Inflation

EZB-Zinswende nimmt Fahrt auf

Die Rekordinflation in der Eurozone zwingt die EZB zum Handeln. Der zweite Zinsschritt gilt als ausgemachte Sache. Über die Höhe ist eine intensive Debatte im Gange.

EZB-Zinswende nimmt Fahrt auf

Von Stefan Reccius, Frankfurt

Wenn der Rat der Europäischen Zentralbank (EZB) Mitte nächster Woche zusammenkommt, ist eines klar: Die Euro-Hüter werden die Leitzinsen in der Eurozone zum zweiten Mal nacheinander anheben. Für reichlich Zündstoff ist trotzdem gesorgt. Denn es zeichnet sich eine lebhafte Debatte ab, wie stark und schnell die Zinsen steigen sollten.

Hintergrund ist, dass die Inflation im Euroraum laut Schnellschätzung des Statistikamts Eurostat im August auf 9,1% gestiegen ist. Das ist die höchste Teuerungsrate seit Einführung des Euro 1999 und erhöht den Handlungsdruck auf die EZB – zumal die Inflation im weiteren Jahresverlauf Kurs auf die 10-Prozent-Marke nehmen wird. Das macht eine Forderung von Bundesbankchef Joachim Nagel deutlich: „Wir brauchen im September eine kräftige Zinsanhebung“, kommentierte Nagel die jüngsten Inflationsdaten, kurz bevor die vor jeder Ratssitzung obligatorische Schweigephase eingesetzt hat.

Ähnlich wie Nagel haben etliche Kollegen aus dem EZB-Rat rund um die Notenbankerkonferenz in Jackson Hole auf entschlossenes Handeln gedrungen.
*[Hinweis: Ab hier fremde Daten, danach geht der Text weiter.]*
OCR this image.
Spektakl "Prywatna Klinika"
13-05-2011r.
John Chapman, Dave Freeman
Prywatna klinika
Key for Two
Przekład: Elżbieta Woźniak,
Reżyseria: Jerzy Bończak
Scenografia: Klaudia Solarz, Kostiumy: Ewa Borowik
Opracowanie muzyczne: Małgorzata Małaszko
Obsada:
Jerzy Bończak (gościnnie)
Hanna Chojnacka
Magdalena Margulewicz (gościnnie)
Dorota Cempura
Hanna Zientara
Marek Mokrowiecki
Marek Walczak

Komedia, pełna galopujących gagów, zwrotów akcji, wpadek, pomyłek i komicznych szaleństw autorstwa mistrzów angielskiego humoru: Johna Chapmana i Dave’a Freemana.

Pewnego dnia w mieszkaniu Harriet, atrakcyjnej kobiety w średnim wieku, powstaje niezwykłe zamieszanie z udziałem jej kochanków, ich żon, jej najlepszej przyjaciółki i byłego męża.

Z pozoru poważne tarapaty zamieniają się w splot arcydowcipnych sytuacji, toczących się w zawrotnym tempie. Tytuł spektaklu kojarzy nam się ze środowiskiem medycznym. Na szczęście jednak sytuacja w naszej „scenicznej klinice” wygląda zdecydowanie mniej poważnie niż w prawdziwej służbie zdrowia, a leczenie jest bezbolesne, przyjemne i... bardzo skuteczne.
Eine Reihe nationaler Notenbankchefs hat deutlich ge­macht, dass ein halber Prozentpunkt für sie das Mindeste ist. Und dass sie eine noch kräftigere Zinserhöhung von 75 Basispunkten für die bessere Wahl halten und in jedem Fall zur Diskussion stellen wollen. Mehrere Analysten haben daraufhin ihre Zinsprognosen bis Mitte kommenden Jahres angehoben. An den Geldmärkten wird die Wahrscheinlichkeit einer Zinserhöhung um 75 Basispunkte inzwischen als recht hoch eingeschätzt.

EZB-Chefvolkswirt Philip Lane gibt Kontra. Fernab von Jackson Hole hat der Ire wiederholt zu verstehen gegeben, dass er gegen eine weitere Beschleunigung der Zinswende ist. Gleichmäßige Schritte brächten weniger Nachteile mit sich „als eine kleinere Anzahl größerer Zinserhöhungen“. Lanes Positionierung ist von großer Bedeutung: Der Chefvolkswirt unterbreitet dem EZB-Rat traditionell den Vorschlag für die anstehenden Beschlüsse.
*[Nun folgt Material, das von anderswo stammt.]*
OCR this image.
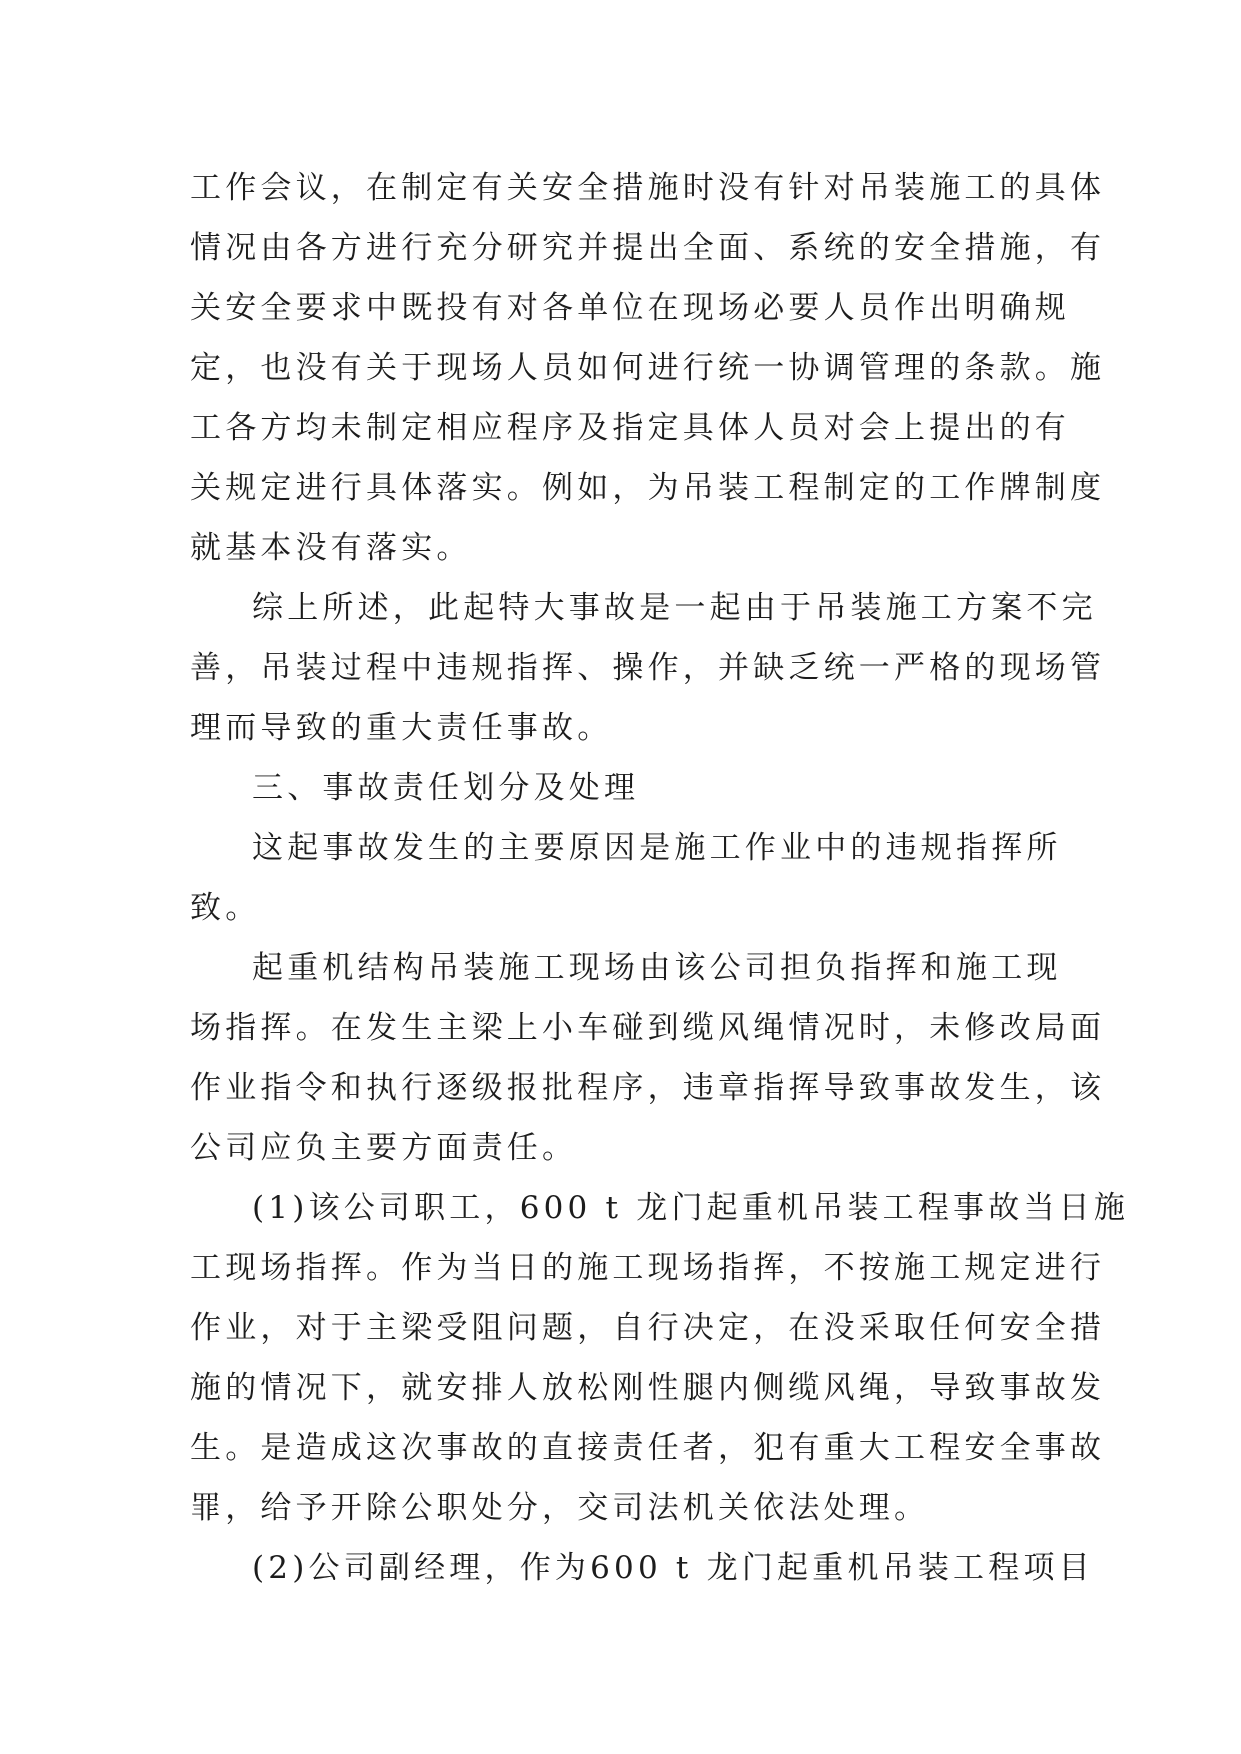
工作会议，在制定有关安全措施时没有针对吊装施工的具体
情况由各方进行充分研究并提出全面、系统的安全措施，有
关安全要求中既投有对各单位在现场必要人员作出明确规
定，也没有关于现场人员如何进行统一协调管理的条款。施
工各方均未制定相应程序及指定具体人员对会上提出的有
关规定进行具体落实。例如，为吊装工程制定的工作牌制度
就基本没有落实。
综上所述，此起特大事故是一起由于吊装施工方案不完
善，吊装过程中违规指挥、操作，并缺乏统一严格的现场管
理而导致的重大责任事故。
三、事故责任划分及处理
这起事故发生的主要原因是施工作业中的违规指挥所
致。
起重机结构吊装施工现场由该公司担负指挥和施工现
场指挥。在发生主梁上小车碰到缆风绳情况时，未修改局面
作业指令和执行逐级报批程序，违章指挥导致事故发生，该
公司应负主要方面责任。
(1)该公司职工，600 t 龙门起重机吊装工程事故当日施
工现场指挥。作为当日的施工现场指挥，不按施工规定进行
作业，对于主梁受阻问题，自行决定，在没采取任何安全措
施的情况下，就安排人放松刚性腿内侧缆风绳，导致事故发
生。是造成这次事故的直接责任者，犯有重大工程安全事故
罪，给予开除公职处分，交司法机关依法处理。
(2)公司副经理，作为600 t 龙门起重机吊装工程项目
Im Juli hat der EZB-Rat in einem ersten Schritt den Negativzins für Banken abgeschafft. Beobachter sind auf eine Serie weiterer Zinserhöhungen gefasst – so wie es der amerikanische Notenbankchef Jerome Powell auch für die Federal Reserve in Aussicht gestellt hat. Die Fed ist im Straffungszyklus deutlich weiter als die EZB. Die Fed hat das Tempo ihrer Zinserhöhungen seit dem Frühjahr schrittweise erhöht und zuletzt zweimal hintereinander 75 Basispunkte nachgelegt.

Das Drängen mehrerer EZB-Notenbanker, es der Fed gleichzutun, dient möglicherweise auch als Verhandlungsmasse, um an anderer Stelle Zugeständnisse zu erreichen. Perspektivisch braucht der EZB-Rat einen Plan für den Abbau seiner aufgeblähten Bilanz. Und er muss sich mit den äußerst günstigen Konditionen für Banken in Refinanzierungsgeschäften mit der EZB befassen.

Eine wichtige Dame hält sich auffällig zurück: EZB-Chefin Christine Lagarde hat ihre Meinung zum Kurs der von ihr geführten Institution für sich behalten. Vorige Woche war ein Interview mit dem französischen Magazin „Madame Figaro“. Es wurde bereits im Juli geführt, ist seicht im Ton und wenig aufschlussreich, was die anstehenden Entscheidungen betrifft. Wenn sie wie üblich die Beschlüsse erläutert, wird es wieder ans Eingemachte gehen.